172. The Athenian Love of Country Life.--So the two friends had sat them down to delve in delightful profundities; but following the bridle path, the little brook and its groves end for us all too soon. We are in the open country around Athens, and the fierce rays of Helios beat strongly on our heads. We are outside the city, but by no means far from human life. Farm succeeds farm, for the land around Athens has a goodly population to maintain, and there is a round price for vegetables in the Agora. Truth to tell, the average Athenian, though he pretends to love the market, the Pnyx, the Dicasteries, and the Gymnasia, has a shrewd hankering for the soil, and does not care to spend more time in Athens then necessary. Aristophanes is full of the contrasts between "country life" and "city life" and almost always with the advantage given the former.

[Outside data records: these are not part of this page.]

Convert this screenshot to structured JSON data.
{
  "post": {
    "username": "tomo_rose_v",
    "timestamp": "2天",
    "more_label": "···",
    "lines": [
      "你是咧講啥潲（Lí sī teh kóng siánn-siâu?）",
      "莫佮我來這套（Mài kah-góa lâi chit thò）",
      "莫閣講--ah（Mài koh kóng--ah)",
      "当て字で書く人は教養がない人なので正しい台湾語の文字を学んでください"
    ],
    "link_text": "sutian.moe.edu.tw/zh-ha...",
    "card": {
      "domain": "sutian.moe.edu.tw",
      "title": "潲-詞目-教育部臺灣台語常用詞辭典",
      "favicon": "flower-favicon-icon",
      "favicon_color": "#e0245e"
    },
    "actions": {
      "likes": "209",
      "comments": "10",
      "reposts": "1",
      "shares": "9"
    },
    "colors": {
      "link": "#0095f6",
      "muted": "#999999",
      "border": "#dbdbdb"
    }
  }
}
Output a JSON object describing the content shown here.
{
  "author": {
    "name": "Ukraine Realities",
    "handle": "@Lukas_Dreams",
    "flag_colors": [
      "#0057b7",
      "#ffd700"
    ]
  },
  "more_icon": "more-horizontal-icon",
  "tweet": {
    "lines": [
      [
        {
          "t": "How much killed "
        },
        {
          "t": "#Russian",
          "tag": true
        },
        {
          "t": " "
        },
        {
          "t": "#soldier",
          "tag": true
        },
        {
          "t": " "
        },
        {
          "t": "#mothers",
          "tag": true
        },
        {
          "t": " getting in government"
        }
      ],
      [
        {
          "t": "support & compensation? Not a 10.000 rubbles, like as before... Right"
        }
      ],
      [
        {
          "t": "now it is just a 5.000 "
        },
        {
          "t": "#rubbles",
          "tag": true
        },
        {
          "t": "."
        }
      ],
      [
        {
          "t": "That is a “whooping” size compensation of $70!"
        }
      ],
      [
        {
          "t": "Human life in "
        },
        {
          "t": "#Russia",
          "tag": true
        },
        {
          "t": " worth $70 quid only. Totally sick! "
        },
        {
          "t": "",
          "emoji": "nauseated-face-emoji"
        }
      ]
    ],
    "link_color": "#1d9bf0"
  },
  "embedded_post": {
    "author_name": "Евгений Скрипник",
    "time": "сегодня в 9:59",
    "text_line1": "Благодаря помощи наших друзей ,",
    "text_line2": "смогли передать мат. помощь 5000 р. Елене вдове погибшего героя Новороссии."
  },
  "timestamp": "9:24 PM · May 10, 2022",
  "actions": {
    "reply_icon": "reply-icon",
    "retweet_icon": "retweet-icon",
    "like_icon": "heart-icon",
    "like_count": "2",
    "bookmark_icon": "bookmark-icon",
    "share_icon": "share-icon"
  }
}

Says his Strepsiades (in "The Clouds"), "A country life for me--dirty, untrimmed, lolling around at ease, and just abounding in bees and sheep and oil cake." His Diceæpolis ("Acharnians") voices clearly the independence of the farmer: "How I long for peace.[*] I'm disgusted with the city; and yearn for my own farm which never bawled out [as in the markets] 'buy my coals' or 'buy my vinegar' or 'oil,' or Knew the word 'buy,' but just of itself produced everything." And his Trygæus (in "The Peace") states the case better yet: "Ah! how eager I am to get back into the fields, and break up my little farm with the mattock again...[for I remember] what kind of a life we had there; and those cakes of dried fruits, and the figs, and the myrtles, and the sweet new wine, and the violet bed next to the well, and the olives we so long for!"

[*]I.e. the end of the Peloponnesian War, which compelled the farming population to remove inside the walls.

There is another reason why the Athenians rejoice in the country. The dusty streets are at best a poor playground for the children, the inner court of the house is only a respectable prison for the wife. In the country the lads can enjoy themselves; the wife and the daughters can roam about freely with delightful absence of convention. There will be no happier day in the year than when the master says, "Let us set out for the farm."